When speaking to companies about their cybersecurity I often begin by asking them where they are today and what challenges they know that they’re facing. In a 30 minute conversation it is not unusual for the customer to speak about their environment for the first 10 or 15 minutes about the items that they are confident in and then the conversation tends to slow down and often stop an uneasy silence. I then ask the unspoken question of “what keeps you up at night?” or “what do you not have that you know you should?” the conversation then becomes a little bit more about budget and priority and unfortunately everything does cost money and especially when The IT manager or CISO is working hard to undo their security tech debt, everything cannot be fixed all at once. This is where hope does become part of the strategy.
I get it! I think most people who’ve been in those shoes, get it. At this point I believe we all have to extend a measure of grace to the security professional in this position. I make sure they understand the gaps and have identified them and then attempt to help create a road map to close these gaps over the next 12 to 18 months but in the interim we are hoping they will not be hit by an attack. The challenge for this comes from executive management above the security professional. So many of these professionals have pointed out gaps and identified them clearly to the decision makers and in many cases have made the budgetary request to cover those identified gaps but the budget either isn’t there or there is an unwillingness to free up the money. Sadly after a successful attack these budgets are often released.

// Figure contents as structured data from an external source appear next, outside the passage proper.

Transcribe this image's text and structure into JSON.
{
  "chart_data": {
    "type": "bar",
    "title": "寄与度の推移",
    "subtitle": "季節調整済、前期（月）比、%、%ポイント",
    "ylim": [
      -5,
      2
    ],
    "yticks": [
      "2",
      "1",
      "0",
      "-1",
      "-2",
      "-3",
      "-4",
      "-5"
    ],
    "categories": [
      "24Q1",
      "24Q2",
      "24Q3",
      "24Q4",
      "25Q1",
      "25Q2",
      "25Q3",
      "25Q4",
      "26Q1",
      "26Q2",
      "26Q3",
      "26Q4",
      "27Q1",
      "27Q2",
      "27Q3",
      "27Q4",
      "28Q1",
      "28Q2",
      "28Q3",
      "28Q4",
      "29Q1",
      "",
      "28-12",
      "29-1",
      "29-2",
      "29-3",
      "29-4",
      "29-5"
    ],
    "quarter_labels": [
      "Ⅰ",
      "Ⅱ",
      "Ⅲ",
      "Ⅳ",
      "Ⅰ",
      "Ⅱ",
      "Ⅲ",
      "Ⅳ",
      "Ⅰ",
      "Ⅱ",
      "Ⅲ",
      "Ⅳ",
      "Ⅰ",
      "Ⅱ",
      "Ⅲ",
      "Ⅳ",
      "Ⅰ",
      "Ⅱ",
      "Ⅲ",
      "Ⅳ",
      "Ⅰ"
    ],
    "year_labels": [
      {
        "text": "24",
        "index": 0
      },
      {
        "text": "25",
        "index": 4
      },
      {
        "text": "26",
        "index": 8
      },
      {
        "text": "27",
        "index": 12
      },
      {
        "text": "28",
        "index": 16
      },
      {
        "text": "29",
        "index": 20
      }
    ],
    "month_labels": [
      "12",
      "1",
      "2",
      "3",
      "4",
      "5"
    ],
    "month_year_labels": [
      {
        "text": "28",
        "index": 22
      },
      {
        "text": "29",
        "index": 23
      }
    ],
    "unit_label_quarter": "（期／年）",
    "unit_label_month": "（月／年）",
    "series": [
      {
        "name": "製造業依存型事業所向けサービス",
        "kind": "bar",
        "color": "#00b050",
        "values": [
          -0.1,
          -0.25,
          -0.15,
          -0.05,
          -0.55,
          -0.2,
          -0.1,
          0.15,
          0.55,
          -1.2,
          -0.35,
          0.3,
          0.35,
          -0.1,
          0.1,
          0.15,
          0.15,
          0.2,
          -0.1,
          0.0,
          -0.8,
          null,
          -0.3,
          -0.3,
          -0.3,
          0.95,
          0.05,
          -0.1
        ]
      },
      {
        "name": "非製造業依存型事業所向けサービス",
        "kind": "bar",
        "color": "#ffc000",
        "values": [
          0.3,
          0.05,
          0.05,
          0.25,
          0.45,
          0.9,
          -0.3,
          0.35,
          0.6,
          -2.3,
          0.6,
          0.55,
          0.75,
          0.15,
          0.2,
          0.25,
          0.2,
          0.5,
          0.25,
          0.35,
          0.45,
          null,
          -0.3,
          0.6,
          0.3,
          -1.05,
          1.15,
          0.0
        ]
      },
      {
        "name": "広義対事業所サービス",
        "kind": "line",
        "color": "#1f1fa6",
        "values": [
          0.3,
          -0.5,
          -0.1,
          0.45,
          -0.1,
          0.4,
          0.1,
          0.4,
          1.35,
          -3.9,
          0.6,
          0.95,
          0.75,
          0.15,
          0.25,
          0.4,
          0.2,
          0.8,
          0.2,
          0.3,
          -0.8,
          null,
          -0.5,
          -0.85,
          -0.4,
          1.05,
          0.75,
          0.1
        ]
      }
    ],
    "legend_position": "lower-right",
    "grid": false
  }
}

So how do we fix this? One way that I have been trying to assist these security professionals is by offering my services not just to them but to those decision makers above them that may not be savvy to the gap and how much that gap exposes them and more importantly increases corporate risk. Even if all we are doing is trying to accelerate the road map, this should serve the corporate need to protect itself and its reputation. As we transition cyber security away from just being an IT issue and make it a corporate risk issue, I believe these conversations will be easier for security professionals to do their job and protect their charges.